Many hospitals around the country are already operating at or near capacity and must take drastic steps to prepare for patients with COVID-19. Those preparations include following Centers for Disease Control and Prevention guidelines and U.S. Surgeon General Jerome Adams' recommendations: canceling elective surgeries such as hip and knee replacements and other scheduled surgeries, such as for cancer patients.
For years, hospitals operating at capacity often have chosen to expand and add more beds to ease the pain. But research on "optimizing patient flow" has shown that there are steps that hospitals can take to manage their bed capacity to mitigate or forestall the need to expand—and that are especially urgent to take right now to cope with COVID-19.
In an op-ed in Modern Healthcare, experts gave hospitals these five suggestions:
- Form an internal rapid-response group to control patient flow.
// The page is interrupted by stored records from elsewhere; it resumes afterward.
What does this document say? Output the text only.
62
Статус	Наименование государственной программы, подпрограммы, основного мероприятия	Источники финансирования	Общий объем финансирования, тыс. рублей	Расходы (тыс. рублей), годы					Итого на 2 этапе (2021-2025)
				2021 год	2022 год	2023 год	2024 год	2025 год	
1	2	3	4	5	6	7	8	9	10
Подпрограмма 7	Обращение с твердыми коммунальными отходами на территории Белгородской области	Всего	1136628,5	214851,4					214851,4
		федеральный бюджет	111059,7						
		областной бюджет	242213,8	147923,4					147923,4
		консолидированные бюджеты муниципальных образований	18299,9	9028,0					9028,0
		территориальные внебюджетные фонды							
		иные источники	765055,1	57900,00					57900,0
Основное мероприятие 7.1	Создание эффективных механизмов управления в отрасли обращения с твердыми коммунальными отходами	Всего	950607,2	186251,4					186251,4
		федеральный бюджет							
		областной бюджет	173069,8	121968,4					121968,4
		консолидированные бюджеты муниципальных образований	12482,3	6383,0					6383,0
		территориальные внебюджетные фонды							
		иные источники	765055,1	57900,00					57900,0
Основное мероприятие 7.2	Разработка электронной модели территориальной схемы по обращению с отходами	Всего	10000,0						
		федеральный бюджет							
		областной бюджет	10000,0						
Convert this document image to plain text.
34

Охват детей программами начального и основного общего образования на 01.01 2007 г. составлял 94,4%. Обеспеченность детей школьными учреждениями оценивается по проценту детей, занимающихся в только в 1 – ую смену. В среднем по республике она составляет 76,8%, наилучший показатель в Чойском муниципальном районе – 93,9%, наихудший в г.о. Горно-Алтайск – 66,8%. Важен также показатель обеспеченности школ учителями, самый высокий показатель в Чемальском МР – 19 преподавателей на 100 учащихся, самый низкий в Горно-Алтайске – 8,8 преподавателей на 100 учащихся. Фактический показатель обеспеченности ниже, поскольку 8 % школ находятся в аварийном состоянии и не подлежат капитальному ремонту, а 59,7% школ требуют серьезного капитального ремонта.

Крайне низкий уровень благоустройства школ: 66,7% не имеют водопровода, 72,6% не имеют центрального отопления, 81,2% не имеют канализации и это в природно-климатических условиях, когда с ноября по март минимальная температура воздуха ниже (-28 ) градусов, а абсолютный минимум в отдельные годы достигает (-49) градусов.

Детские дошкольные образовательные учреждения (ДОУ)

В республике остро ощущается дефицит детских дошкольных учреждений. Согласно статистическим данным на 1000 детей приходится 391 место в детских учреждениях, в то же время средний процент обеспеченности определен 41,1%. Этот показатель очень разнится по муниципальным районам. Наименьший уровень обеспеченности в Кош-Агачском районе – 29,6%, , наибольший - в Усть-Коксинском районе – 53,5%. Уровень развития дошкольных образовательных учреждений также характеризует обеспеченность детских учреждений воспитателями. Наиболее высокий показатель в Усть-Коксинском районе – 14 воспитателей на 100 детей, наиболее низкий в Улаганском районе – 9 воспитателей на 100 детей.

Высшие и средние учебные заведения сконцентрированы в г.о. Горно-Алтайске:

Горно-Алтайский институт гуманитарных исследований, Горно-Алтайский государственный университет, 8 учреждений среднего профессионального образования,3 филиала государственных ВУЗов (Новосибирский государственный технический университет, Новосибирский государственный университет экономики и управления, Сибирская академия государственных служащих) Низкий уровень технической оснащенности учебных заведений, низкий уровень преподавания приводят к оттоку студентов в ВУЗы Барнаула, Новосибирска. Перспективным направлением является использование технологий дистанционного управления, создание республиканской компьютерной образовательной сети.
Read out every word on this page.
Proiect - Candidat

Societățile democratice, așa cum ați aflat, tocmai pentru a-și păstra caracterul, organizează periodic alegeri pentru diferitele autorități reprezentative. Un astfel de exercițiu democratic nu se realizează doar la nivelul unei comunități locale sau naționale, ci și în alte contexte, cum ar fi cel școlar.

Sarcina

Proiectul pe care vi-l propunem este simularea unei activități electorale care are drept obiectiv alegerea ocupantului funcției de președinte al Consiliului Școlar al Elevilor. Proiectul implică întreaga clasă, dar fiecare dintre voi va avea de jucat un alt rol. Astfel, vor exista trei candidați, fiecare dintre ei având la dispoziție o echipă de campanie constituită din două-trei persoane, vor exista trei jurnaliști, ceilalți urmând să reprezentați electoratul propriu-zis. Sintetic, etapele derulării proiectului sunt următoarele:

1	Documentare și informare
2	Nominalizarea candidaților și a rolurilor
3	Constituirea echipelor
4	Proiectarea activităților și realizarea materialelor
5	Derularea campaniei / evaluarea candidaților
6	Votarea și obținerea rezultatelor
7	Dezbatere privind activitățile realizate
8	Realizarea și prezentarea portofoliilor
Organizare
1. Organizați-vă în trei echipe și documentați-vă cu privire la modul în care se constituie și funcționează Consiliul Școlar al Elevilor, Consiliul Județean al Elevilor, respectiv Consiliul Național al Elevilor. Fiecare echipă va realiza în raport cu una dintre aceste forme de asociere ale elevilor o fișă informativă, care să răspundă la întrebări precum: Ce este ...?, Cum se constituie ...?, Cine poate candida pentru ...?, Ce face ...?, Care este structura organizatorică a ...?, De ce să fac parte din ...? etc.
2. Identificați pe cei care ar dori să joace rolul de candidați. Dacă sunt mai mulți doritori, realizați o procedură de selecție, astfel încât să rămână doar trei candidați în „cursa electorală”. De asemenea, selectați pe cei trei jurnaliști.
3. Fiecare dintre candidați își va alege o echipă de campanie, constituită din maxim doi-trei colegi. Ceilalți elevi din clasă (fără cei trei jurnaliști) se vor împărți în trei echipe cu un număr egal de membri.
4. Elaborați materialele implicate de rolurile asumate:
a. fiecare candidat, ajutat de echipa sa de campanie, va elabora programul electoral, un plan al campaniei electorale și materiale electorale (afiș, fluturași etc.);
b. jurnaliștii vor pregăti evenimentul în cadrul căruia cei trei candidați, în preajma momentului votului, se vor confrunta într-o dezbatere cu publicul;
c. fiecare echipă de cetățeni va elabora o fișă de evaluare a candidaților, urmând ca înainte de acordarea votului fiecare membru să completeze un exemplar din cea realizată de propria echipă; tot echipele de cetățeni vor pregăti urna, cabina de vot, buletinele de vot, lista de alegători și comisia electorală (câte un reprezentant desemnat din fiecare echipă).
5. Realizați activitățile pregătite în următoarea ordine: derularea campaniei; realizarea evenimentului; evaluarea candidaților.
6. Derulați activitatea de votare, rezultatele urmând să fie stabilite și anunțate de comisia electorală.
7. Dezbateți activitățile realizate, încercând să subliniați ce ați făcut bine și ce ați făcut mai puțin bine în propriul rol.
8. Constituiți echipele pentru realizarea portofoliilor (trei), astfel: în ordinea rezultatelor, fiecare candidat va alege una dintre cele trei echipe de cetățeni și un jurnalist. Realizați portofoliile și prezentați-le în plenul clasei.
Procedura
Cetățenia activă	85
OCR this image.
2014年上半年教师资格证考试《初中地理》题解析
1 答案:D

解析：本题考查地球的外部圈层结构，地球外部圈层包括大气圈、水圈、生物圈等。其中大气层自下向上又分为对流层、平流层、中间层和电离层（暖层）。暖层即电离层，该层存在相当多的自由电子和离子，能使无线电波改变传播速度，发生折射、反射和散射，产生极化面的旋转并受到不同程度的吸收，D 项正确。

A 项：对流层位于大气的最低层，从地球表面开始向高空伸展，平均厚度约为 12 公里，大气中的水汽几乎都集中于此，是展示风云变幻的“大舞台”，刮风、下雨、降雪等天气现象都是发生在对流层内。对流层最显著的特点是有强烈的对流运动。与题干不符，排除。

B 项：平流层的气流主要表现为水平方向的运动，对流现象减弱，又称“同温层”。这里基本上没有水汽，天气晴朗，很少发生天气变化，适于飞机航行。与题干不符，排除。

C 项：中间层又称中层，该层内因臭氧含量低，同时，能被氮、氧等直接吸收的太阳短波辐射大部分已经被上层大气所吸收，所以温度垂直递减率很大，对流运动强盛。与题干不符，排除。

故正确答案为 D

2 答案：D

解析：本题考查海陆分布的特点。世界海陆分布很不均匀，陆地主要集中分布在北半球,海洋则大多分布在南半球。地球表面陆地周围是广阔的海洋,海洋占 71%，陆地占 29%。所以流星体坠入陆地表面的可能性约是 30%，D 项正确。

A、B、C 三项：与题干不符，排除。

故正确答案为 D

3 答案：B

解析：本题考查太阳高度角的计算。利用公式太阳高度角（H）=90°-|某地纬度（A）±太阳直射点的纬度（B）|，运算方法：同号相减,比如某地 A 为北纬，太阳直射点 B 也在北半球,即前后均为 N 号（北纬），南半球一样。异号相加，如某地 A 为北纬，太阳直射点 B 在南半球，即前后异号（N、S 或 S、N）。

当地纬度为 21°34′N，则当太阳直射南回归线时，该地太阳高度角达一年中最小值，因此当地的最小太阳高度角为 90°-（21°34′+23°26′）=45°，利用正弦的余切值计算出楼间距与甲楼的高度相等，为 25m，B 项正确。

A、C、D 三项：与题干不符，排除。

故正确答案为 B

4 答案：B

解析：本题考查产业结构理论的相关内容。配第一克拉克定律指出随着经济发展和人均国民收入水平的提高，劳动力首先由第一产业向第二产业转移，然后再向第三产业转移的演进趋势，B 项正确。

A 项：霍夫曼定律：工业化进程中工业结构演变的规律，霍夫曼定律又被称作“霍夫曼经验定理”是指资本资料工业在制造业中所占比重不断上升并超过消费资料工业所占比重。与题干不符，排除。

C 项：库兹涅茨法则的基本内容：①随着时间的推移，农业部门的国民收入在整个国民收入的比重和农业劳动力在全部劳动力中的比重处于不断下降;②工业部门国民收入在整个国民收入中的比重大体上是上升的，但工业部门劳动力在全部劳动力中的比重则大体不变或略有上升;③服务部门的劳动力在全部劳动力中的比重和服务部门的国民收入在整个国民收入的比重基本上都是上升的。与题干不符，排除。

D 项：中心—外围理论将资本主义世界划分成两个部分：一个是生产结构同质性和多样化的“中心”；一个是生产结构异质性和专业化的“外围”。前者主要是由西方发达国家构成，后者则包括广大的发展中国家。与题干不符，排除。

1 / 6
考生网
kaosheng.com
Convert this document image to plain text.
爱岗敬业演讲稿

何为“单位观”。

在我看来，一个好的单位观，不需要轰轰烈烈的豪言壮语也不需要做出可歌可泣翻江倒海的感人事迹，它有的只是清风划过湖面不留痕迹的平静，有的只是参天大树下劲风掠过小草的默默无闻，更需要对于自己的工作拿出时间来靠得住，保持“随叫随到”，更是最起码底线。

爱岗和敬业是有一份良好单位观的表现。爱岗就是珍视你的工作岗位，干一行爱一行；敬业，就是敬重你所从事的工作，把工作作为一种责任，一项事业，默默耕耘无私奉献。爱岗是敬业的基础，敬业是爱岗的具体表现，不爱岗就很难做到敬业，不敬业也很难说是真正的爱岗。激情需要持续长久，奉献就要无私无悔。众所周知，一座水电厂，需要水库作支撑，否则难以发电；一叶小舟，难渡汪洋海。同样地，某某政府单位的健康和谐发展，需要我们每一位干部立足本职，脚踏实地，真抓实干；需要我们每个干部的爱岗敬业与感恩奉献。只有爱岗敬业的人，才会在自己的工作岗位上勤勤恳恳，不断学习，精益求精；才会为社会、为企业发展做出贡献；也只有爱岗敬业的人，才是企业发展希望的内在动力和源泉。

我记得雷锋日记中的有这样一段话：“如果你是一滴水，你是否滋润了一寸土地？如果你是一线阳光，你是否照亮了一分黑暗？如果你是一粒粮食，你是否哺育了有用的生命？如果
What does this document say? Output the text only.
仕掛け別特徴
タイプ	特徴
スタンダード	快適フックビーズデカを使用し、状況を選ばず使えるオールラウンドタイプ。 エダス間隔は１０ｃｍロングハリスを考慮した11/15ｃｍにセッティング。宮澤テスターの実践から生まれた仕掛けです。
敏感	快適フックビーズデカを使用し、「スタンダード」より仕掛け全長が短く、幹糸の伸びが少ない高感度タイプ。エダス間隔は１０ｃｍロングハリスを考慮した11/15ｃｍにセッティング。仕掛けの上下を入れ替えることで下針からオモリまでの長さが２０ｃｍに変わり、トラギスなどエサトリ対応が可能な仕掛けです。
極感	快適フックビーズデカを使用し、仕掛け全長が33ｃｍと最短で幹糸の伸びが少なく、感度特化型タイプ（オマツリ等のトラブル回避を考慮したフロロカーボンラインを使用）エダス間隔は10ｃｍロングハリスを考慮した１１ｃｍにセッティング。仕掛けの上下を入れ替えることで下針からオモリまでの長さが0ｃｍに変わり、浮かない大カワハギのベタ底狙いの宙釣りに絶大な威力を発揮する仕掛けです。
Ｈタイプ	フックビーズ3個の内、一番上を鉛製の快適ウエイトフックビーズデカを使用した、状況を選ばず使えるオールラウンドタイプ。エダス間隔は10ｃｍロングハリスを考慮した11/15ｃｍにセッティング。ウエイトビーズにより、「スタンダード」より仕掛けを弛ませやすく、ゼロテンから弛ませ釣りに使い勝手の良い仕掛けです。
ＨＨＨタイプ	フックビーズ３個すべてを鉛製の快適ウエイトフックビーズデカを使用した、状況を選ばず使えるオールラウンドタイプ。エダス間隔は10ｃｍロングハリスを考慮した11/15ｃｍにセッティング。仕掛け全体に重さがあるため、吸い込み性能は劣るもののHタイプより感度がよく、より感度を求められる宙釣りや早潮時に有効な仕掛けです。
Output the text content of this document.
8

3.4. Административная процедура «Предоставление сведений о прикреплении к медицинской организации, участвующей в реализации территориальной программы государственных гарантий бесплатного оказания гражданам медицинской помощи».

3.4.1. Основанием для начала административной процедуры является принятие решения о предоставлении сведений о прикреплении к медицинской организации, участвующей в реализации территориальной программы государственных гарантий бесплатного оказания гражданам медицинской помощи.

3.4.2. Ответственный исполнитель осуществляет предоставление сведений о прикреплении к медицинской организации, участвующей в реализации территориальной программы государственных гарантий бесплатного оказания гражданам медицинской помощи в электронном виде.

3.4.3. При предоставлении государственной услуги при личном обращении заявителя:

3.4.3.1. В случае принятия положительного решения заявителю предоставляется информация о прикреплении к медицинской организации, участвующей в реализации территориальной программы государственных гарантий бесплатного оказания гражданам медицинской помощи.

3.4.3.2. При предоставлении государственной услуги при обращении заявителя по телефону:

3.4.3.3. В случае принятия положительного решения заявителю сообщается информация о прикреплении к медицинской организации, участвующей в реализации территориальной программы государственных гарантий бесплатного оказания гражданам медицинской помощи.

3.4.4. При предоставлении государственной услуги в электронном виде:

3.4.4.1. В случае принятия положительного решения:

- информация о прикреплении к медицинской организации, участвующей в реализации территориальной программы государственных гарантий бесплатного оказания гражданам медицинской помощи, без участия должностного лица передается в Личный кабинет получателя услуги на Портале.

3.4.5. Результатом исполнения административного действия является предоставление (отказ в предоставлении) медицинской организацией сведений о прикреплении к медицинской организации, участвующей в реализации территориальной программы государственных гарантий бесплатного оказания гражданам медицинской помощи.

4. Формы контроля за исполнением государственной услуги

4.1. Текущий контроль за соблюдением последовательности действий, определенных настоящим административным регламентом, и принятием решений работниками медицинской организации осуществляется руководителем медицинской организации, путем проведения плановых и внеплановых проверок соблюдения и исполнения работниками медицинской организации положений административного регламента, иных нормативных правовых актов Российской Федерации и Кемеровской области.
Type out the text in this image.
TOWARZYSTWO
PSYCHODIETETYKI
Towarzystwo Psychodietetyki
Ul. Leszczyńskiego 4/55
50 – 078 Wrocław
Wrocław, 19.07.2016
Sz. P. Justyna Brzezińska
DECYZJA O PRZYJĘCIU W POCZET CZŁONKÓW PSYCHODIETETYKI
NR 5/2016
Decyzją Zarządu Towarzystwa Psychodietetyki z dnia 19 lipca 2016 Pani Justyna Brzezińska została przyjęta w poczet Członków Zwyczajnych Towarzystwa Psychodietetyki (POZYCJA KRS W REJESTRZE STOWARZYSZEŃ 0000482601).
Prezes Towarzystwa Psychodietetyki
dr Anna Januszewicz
This group should report directly to the CEO.
- Evaluate and categorize all types of patients in the near-term caseload.
- Put in place new mandatory procedures to speed the discharge of patients patients early in the day and on weekends.
- Perform urgent and elective surgeries on nights and weekends as well as weekdays.
- Move to "full-capacity protocol." Instead of boarding all patients in the emergency department, move many to other floors in the hospital, even if they're in hallways or conference rooms. This step will alleviate the burden on EDs and improve patient care and safety overall.